Sprinkler systems will be installed in all of Manchester’s council-owned high rise buildings – at a cost of around £10.5 million – in response to the Grenfell tragedy
Manchester City Council said it had decided to fit sprinklers in its 36 tower blocks following the completion of ‘high level’ fire risk assessments. The local authority had already carried out basic safety procedures immediately after the west London fire.
However, the authority said the council-funded measures would have an ‘unavoidable knock-on effect’ on works planned for its other properties. The AJ understands the council will also request central government funding in order to subsidise the works.
Manchester City Council deputy leader Bernard Priest said: ‘We believe that we should retrofit sprinkler systems in our high-rise properties, but it is important that we do this in conversation with our residents – and funding the works will need to be in conversation with government for their support.’
He added that it was ‘vital’ for there to be a review into the enforcement powers of councils and the fire service, so as to ‘ensure the legislation is in place to fully protect residents’. The council said that there was a ‘lack of clarity’ within the current legislation concerning the Fire Safety Orders and Housing Acts.
The council has also written to every owner or building manager of the 216 privately-owned high rises identified in the city, to establish whether the cladding or other building materials used present potential dangers.

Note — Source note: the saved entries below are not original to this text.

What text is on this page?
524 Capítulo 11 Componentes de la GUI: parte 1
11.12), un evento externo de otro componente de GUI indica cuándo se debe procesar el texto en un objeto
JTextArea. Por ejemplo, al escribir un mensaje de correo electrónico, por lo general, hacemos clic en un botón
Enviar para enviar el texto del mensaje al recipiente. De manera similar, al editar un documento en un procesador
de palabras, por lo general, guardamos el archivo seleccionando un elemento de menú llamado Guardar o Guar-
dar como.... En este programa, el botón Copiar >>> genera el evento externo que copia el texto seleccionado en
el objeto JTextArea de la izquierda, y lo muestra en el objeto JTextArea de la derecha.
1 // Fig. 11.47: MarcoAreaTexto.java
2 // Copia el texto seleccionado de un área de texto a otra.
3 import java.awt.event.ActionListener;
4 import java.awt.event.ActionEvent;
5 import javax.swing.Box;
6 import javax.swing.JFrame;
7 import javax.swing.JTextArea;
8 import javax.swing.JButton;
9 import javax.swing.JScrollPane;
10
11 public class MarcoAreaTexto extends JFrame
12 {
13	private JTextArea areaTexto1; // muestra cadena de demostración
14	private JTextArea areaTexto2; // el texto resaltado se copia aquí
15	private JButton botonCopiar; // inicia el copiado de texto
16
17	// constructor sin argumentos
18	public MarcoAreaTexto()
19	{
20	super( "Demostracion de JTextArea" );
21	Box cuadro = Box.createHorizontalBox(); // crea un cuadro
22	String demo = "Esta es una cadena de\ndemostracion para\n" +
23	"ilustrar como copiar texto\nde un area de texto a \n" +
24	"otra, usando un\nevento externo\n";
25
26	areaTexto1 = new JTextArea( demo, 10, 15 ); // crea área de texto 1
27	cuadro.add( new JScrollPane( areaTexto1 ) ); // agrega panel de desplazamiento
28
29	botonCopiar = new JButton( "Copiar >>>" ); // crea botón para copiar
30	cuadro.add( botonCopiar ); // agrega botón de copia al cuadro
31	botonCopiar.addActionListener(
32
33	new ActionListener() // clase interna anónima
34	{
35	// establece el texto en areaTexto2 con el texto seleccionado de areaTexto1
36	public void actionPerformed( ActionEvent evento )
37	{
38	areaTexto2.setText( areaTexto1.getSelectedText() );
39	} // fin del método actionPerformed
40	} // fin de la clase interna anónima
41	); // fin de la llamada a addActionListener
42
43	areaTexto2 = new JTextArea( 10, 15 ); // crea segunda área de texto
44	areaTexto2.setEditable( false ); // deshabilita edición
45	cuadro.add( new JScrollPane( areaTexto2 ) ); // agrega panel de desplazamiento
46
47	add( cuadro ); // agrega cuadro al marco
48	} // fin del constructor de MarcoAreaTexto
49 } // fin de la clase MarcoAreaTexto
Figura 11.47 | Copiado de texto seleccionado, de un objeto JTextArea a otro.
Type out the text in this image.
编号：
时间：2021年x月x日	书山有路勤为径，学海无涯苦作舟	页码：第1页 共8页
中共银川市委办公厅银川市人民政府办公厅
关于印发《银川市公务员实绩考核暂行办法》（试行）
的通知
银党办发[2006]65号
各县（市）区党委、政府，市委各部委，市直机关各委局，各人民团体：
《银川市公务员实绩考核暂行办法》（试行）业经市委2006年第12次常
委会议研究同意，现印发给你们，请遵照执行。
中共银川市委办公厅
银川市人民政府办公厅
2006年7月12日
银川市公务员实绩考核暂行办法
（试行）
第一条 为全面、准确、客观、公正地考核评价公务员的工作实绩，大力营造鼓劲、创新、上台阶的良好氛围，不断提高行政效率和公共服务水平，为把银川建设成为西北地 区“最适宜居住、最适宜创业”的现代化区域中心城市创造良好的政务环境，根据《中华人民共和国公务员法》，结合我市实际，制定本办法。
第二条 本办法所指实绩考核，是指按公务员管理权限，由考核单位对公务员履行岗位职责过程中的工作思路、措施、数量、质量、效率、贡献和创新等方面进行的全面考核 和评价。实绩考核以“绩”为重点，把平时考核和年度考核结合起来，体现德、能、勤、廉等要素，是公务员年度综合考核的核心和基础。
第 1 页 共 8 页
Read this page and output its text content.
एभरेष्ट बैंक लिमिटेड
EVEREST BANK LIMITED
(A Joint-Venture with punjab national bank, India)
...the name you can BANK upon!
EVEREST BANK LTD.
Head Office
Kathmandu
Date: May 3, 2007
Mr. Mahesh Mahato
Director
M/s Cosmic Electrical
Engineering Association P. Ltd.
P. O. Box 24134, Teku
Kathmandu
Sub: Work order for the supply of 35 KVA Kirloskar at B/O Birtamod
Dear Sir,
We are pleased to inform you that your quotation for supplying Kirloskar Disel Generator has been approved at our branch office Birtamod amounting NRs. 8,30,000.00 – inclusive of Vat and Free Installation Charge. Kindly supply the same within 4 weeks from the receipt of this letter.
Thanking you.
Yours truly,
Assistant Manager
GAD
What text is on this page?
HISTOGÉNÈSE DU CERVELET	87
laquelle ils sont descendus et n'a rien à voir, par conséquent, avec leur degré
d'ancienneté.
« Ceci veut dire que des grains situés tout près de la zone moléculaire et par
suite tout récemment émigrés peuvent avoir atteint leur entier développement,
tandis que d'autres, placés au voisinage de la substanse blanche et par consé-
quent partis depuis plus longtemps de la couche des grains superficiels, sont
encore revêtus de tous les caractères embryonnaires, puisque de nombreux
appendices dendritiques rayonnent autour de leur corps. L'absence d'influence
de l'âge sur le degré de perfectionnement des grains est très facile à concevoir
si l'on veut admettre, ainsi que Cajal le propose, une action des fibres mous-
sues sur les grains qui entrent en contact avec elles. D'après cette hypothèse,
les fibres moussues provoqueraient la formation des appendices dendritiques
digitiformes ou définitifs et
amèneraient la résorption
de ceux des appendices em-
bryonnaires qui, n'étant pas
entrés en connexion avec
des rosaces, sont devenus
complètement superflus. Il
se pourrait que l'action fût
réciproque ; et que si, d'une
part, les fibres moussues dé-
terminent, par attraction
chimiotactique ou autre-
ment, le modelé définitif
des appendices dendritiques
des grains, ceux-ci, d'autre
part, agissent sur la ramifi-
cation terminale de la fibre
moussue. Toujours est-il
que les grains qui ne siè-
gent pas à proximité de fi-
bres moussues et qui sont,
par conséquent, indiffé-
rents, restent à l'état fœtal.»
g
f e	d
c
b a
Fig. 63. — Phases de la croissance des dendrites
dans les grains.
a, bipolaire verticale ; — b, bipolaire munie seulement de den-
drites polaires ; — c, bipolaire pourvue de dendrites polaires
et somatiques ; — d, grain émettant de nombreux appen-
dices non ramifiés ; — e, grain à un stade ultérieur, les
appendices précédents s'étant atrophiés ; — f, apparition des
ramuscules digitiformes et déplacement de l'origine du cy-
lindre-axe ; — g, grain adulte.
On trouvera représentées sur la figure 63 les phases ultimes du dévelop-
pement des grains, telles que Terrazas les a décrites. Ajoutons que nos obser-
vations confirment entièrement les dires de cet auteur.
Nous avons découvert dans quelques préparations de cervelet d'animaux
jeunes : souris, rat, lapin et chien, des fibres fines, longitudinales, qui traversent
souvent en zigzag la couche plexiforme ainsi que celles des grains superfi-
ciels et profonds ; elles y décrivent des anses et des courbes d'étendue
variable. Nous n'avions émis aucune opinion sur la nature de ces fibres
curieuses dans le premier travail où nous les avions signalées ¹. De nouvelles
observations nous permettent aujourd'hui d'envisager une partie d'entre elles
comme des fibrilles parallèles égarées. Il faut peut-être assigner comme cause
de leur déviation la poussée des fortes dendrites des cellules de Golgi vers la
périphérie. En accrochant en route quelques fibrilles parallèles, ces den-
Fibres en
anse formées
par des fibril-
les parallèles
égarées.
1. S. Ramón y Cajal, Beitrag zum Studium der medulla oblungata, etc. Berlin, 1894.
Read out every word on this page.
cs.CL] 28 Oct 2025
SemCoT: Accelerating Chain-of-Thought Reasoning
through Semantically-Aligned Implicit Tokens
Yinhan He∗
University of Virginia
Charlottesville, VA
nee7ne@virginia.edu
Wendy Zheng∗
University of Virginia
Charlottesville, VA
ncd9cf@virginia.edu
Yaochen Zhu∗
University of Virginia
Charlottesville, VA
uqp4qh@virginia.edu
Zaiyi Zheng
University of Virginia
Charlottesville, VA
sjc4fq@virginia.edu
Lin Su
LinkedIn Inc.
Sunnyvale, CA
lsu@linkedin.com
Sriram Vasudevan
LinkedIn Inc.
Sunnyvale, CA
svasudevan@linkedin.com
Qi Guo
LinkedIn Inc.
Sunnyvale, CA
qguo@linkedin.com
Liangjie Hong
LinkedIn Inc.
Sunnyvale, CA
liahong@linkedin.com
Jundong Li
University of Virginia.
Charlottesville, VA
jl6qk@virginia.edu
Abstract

It said the owners of 12 private buildings with aluminium composite material (ACM) cladding had responded and begun ’actioned remedial works or commissioned fire risk assessments’ to reassure residents.
This information, said the council, would be used to build a ‘detailed database’, which is being shared with the Department for Communities and Local Government (DCLG) as part of a ‘national picture’.
The first procedural hearing for the Grenfell Tower Public Inquiry concluded today in Holborn Bars, central London.